Dunque, solo Dio e solo i nostri cari passati nell'altra dimensione ci amano spassionatamente e gratuitamente. 
Eppure, a ben guardare, vi sarebbe un terzo soggetto capace di tanto, almeno in linea teorica e a determinate condizioni: noi stessi. Ma, per fare eco alle sagge parole di Talamonti, si tratta di saper amare, il che non è cosa da tutti; di amare, cioè, nella maniera giusta; mentre, in questo campo, moltissimi sono coloro i quali credono di essere dei maestri, mentre non sono che degli autentici analfabeti.
Amare se stessi nel modo giusto, significa desiderare e cercare il meglio per la propria parte essenziale, ossia per la propria anima; trascurando, semmai, la parte contingente ed effimera, la quale, essendo legata alle limitazioni del corpo, invecchierà e, un giorno, verrà messa in disparte, come un vestito che abbia ormai esaurito la propria funzione.

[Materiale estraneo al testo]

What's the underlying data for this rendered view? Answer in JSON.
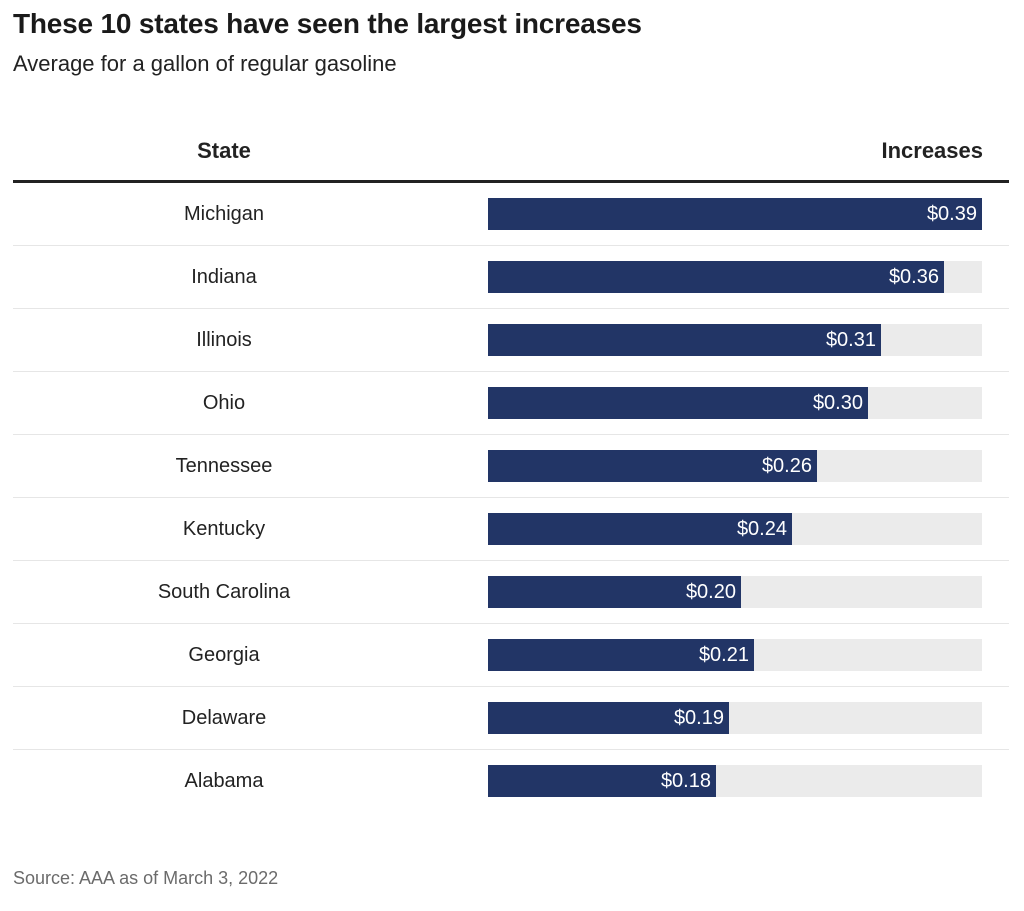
{
  "chart_data": {
    "type": "bar",
    "title": "These 10 states have seen the largest increases",
    "subtitle": "Average for a gallon of regular gasoline",
    "column_headers": {
      "category": "State",
      "value": "Increases"
    },
    "categories": [
      "Michigan",
      "Indiana",
      "Illinois",
      "Ohio",
      "Tennessee",
      "Kentucky",
      "South Carolina",
      "Georgia",
      "Delaware",
      "Alabama"
    ],
    "values": [
      0.39,
      0.36,
      0.31,
      0.3,
      0.26,
      0.24,
      0.2,
      0.21,
      0.19,
      0.18
    ],
    "value_labels": [
      "$0.39",
      "$0.36",
      "$0.31",
      "$0.30",
      "$0.26",
      "$0.24",
      "$0.20",
      "$0.21",
      "$0.19",
      "$0.18"
    ],
    "xlim": [
      0,
      0.39
    ],
    "orientation": "horizontal",
    "colors": {
      "bar": "#223566",
      "track": "#ebebeb",
      "value_text": "#ffffff"
    },
    "source": "Source: AAA as of March 3, 2022"
  }
}
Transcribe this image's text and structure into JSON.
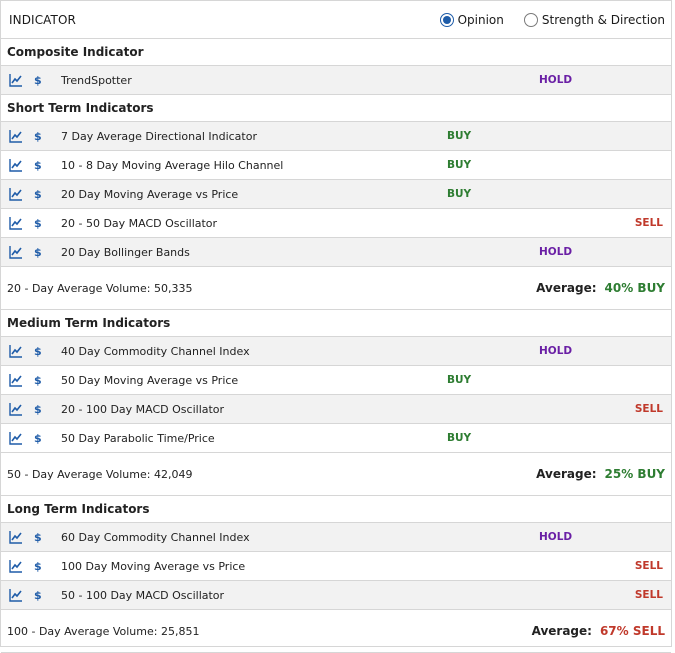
{
  "header": {
    "title": "INDICATOR",
    "radio_opinion": "Opinion",
    "radio_strength": "Strength & Direction"
  },
  "colors": {
    "buy": "#2e7d32",
    "hold": "#6a1fa5",
    "sell": "#c0392b",
    "accent": "#1f5ca8"
  },
  "composite": {
    "title": "Composite Indicator",
    "rows": [
      {
        "name": "TrendSpotter",
        "signal": "HOLD"
      }
    ]
  },
  "short_term": {
    "title": "Short Term Indicators",
    "rows": [
      {
        "name": "7 Day Average Directional Indicator",
        "signal": "BUY"
      },
      {
        "name": "10 - 8 Day Moving Average Hilo Channel",
        "signal": "BUY"
      },
      {
        "name": "20 Day Moving Average vs Price",
        "signal": "BUY"
      },
      {
        "name": "20 - 50 Day MACD Oscillator",
        "signal": "SELL"
      },
      {
        "name": "20 Day Bollinger Bands",
        "signal": "HOLD"
      }
    ],
    "volume": "20 - Day Average Volume: 50,335",
    "average_label": "Average:",
    "average_value": "40% BUY"
  },
  "medium_term": {
    "title": "Medium Term Indicators",
    "rows": [
      {
        "name": "40 Day Commodity Channel Index",
        "signal": "HOLD"
      },
      {
        "name": "50 Day Moving Average vs Price",
        "signal": "BUY"
      },
      {
        "name": "20 - 100 Day MACD Oscillator",
        "signal": "SELL"
      },
      {
        "name": "50 Day Parabolic Time/Price",
        "signal": "BUY"
      }
    ],
    "volume": "50 - Day Average Volume: 42,049",
    "average_label": "Average:",
    "average_value": "25% BUY"
  },
  "long_term": {
    "title": "Long Term Indicators",
    "rows": [
      {
        "name": "60 Day Commodity Channel Index",
        "signal": "HOLD"
      },
      {
        "name": "100 Day Moving Average vs Price",
        "signal": "SELL"
      },
      {
        "name": "50 - 100 Day MACD Oscillator",
        "signal": "SELL"
      }
    ],
    "volume": "100 - Day Average Volume: 25,851",
    "average_label": "Average:",
    "average_value": "67% SELL"
  },
  "icons": {
    "chart": "line-chart-icon",
    "dollar": "$"
  }
}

E il meglio cui tutti aspirano, ma - in genere - in maniera possessiva e confusa, non può essere che l'amore: quello vero, quello disinteressato, quello gratuito, paziente e inesauribile. Fare della propria anima uno strumento bene accordato, capace di vivere nella dimensione dell'amore: questo è il vero scopo della nostra esistenza, la ragione per la quale ci è stato dato un corpo e siamo stati immersi nella dimensione dello spazio e del tempo.
Nessuno può amarci più e meglio di quanto ci potremmo amare noi, se tenessimo ben fermo questo obiettivo; ma ciò presuppone la capacità di riconoscersi, guardarsi dentro e accettarsi, ossia, in definitiva, di scegliersi; e non è cosa che si possa improvvisare, ma che sopraggiunge, semmai, quale ricompensa ad un cammino di evoluzione spirituale impervio, tenace e coraggioso.

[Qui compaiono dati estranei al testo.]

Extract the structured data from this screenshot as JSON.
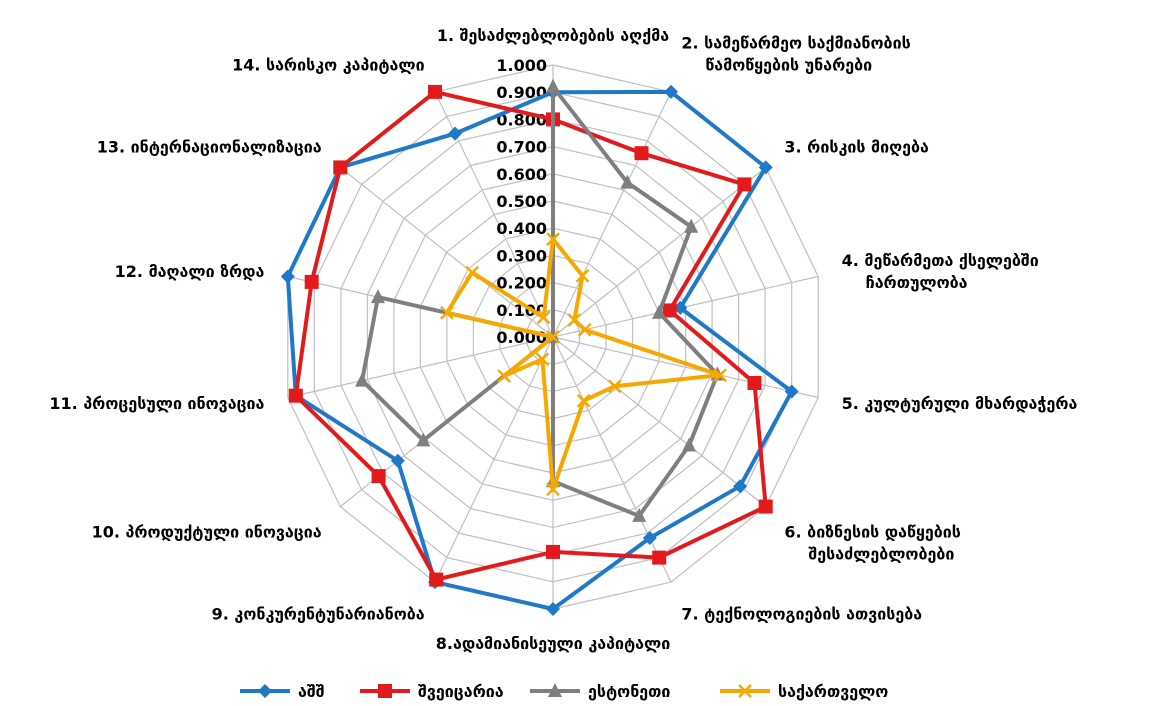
{
  "chart_data": {
    "type": "radar",
    "categories": [
      [
        "1. შესაძლებლობების აღქმა"
      ],
      [
        "2. სამეწარმეო საქმიანობის",
        "წამოწყების უნარები"
      ],
      [
        "3. რისკის  მიღება"
      ],
      [
        "4. მეწარმეთა ქსელებში",
        "ჩართულობა"
      ],
      [
        "5. კულტურული  მხარდაჭერა"
      ],
      [
        "6. ბიზნესის დაწყების",
        "შესაძლებლობები"
      ],
      [
        "7. ტექნოლოგიების ათვისება"
      ],
      [
        "8.ადამიანისეული კაპიტალი"
      ],
      [
        "9. კონკურენტუნარიანობა"
      ],
      [
        "10. პროდუქტული  ინოვაცია"
      ],
      [
        "11. პროცესული ინოვაცია"
      ],
      [
        "12. მაღალი ზრდა"
      ],
      [
        "13. ინტერნაციონალიზაცია"
      ],
      [
        "14. სარისკო კაპიტალი"
      ]
    ],
    "rlim": [
      0,
      1
    ],
    "ticks": [
      "0.000",
      "0.100",
      "0.200",
      "0.300",
      "0.400",
      "0.500",
      "0.600",
      "0.700",
      "0.800",
      "0.900",
      "1.000"
    ],
    "grid": true,
    "legend_position": "bottom",
    "series": [
      {
        "name": "აშშ",
        "color": "#1f78c8",
        "marker": "diamond",
        "values": [
          0.9,
          1.0,
          1.0,
          0.48,
          0.9,
          0.88,
          0.82,
          1.0,
          1.0,
          0.73,
          0.97,
          1.0,
          1.0,
          0.83
        ]
      },
      {
        "name": "შვეიცარია",
        "color": "#e31a1c",
        "marker": "square",
        "values": [
          0.8,
          0.75,
          0.9,
          0.44,
          0.76,
          1.0,
          0.9,
          0.79,
          0.99,
          0.82,
          0.97,
          0.91,
          1.0,
          1.0
        ]
      },
      {
        "name": "ესტონეთი",
        "color": "#7f7f7f",
        "marker": "triangle",
        "values": [
          0.92,
          0.63,
          0.65,
          0.4,
          0.62,
          0.64,
          0.73,
          0.53,
          0.0,
          0.61,
          0.72,
          0.66,
          0.0,
          0.0
        ]
      },
      {
        "name": "საქართველო",
        "color": "#f6a800",
        "marker": "x",
        "values": [
          0.36,
          0.25,
          0.1,
          0.12,
          0.63,
          0.29,
          0.26,
          0.56,
          0.09,
          0.23,
          0.0,
          0.4,
          0.38,
          0.08
        ]
      }
    ]
  }
}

Ecco perché molti di noi si sentono indegni di essere amati per quello che sono: perché avvertono, intuitivamente, che essi per primi non sanno amarsi abbastanza; e che, di conseguenza, ciò che sono diventati non è che la brutta copia, quasi la caricatura, di quello che avrebbero potuto e dovuto diventare. 

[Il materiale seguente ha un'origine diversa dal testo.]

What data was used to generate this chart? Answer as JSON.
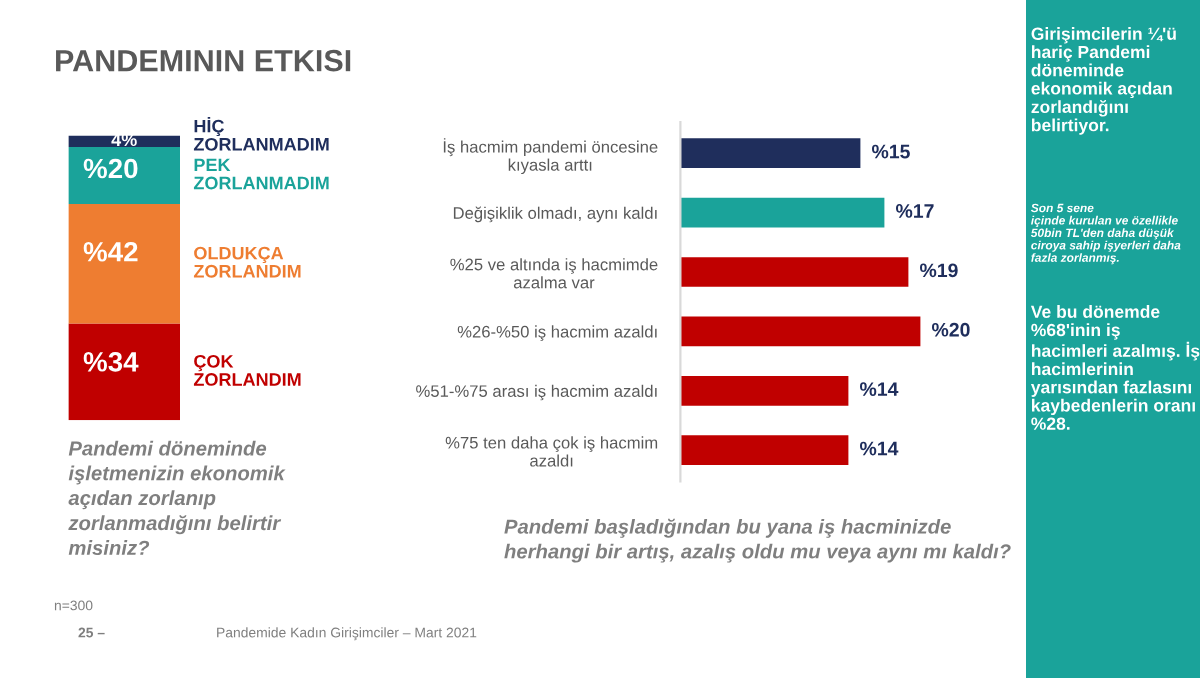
{
  "chart_data": [
    {
      "type": "bar",
      "stacked": true,
      "title": "PANDEMININ ETKISI",
      "categories": [
        null
      ],
      "series": [
        {
          "name": "ÇOK\nZORLANDIM",
          "color": "#c00000",
          "values": [
            34
          ],
          "value_labels": [
            "%34"
          ]
        },
        {
          "name": "OLDUKÇA\nZORLANDIM",
          "color": "#ee7d31",
          "values": [
            42
          ],
          "value_labels": [
            "%42"
          ]
        },
        {
          "name": "PEK\nZORLANMADIM",
          "color": "#1aa39a",
          "values": [
            20
          ],
          "value_labels": [
            "%20"
          ]
        },
        {
          "name": "HİÇ\nZORLANMADIM",
          "color": "#1f2e5c",
          "values": [
            4
          ],
          "value_labels": [
            "4%"
          ]
        }
      ],
      "annotations": [
        "Pandemi döneminde\nişletmenizin ekonomik\naçıdan zorlanıp\nzorlanmadığını belirtir\nmisiniz?",
        "n=300",
        "25 –",
        "Pandemide Kadın Girişimciler – Mart 2021"
      ]
    },
    {
      "type": "bar",
      "orientation": "horizontal",
      "categories": [
        "İş hacmim pandemi öncesine\nkıyasla arttı",
        "Değişiklik olmadı, aynı kaldı",
        "%25 ve altında iş hacmimde\nazalma var",
        "%26-%50 iş hacmim azaldı",
        "%51-%75 arası iş hacmim azaldı",
        "%75 ten daha çok iş hacmim\nazaldı"
      ],
      "values": [
        15,
        17,
        19,
        20,
        14,
        14
      ],
      "colors": [
        "#1f2e5c",
        "#1aa39a",
        "#c00000",
        "#c00000",
        "#c00000",
        "#c00000"
      ],
      "value_labels": [
        "%15",
        "%17",
        "%19",
        "%20",
        "%14",
        "%14"
      ],
      "annotations": [
        "Pandemi başladığından bu yana iş hacminizde\nherhangi bir artış, azalış oldu mu veya aynı mı kaldı?"
      ]
    },
    {
      "type": "other",
      "color": "#1aa39a",
      "annotations": [
        "Girişimcilerin ¼'ü\nhariç Pandemi\ndöneminde\nekonomik açıdan\nzorlandığını\nbelirtiyor.",
        "Son 5 sene\niçinde kurulan ve özellikle\n50bin TL'den daha düşük\nciroya sahip işyerleri daha\nfazla zorlanmış.",
        "Ve bu dönemde\n%68'inin iş\nhacimleri azalmış. İş\nhacimlerinin\nyarısından fazlasını\nkaybedenlerin oranı\n%28."
      ]
    }
  ]
}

E se io non mi amo abbastanza da desiderare e ricercare il meglio per me stesso, come posso sperare che altri provino per me un amore più grande di quello che mi concedo?
Dunque, per sentirsi degni di amore, bisogna riacquistare pregio ai propri occhi; e non vi è altro modo  di farlo, che quello di rimboccarsi le maniche, smettere di compatirsi e rialzare la testa, impegnandosi con ogni fibra a realizzare la propria evoluzione spirituale.
Solo un tale impegno ci renderà belli e desiderabili; solo così acquisteremo un valore evidente, che ci renderà amabili agli occhi dell'altro.
Ma, poiché il simile attira il simile, a quel punto l'incontro fra due anime non sarà più una evasione fuggevole, capace magari di lasciarsi dietro delusione e amarezza; ma la comunione di due anime desiderose e capaci di arricchirsi reciprocamente, di donarsi l'un l'altra, di aiutarsi a perfezionarsi ulteriormente.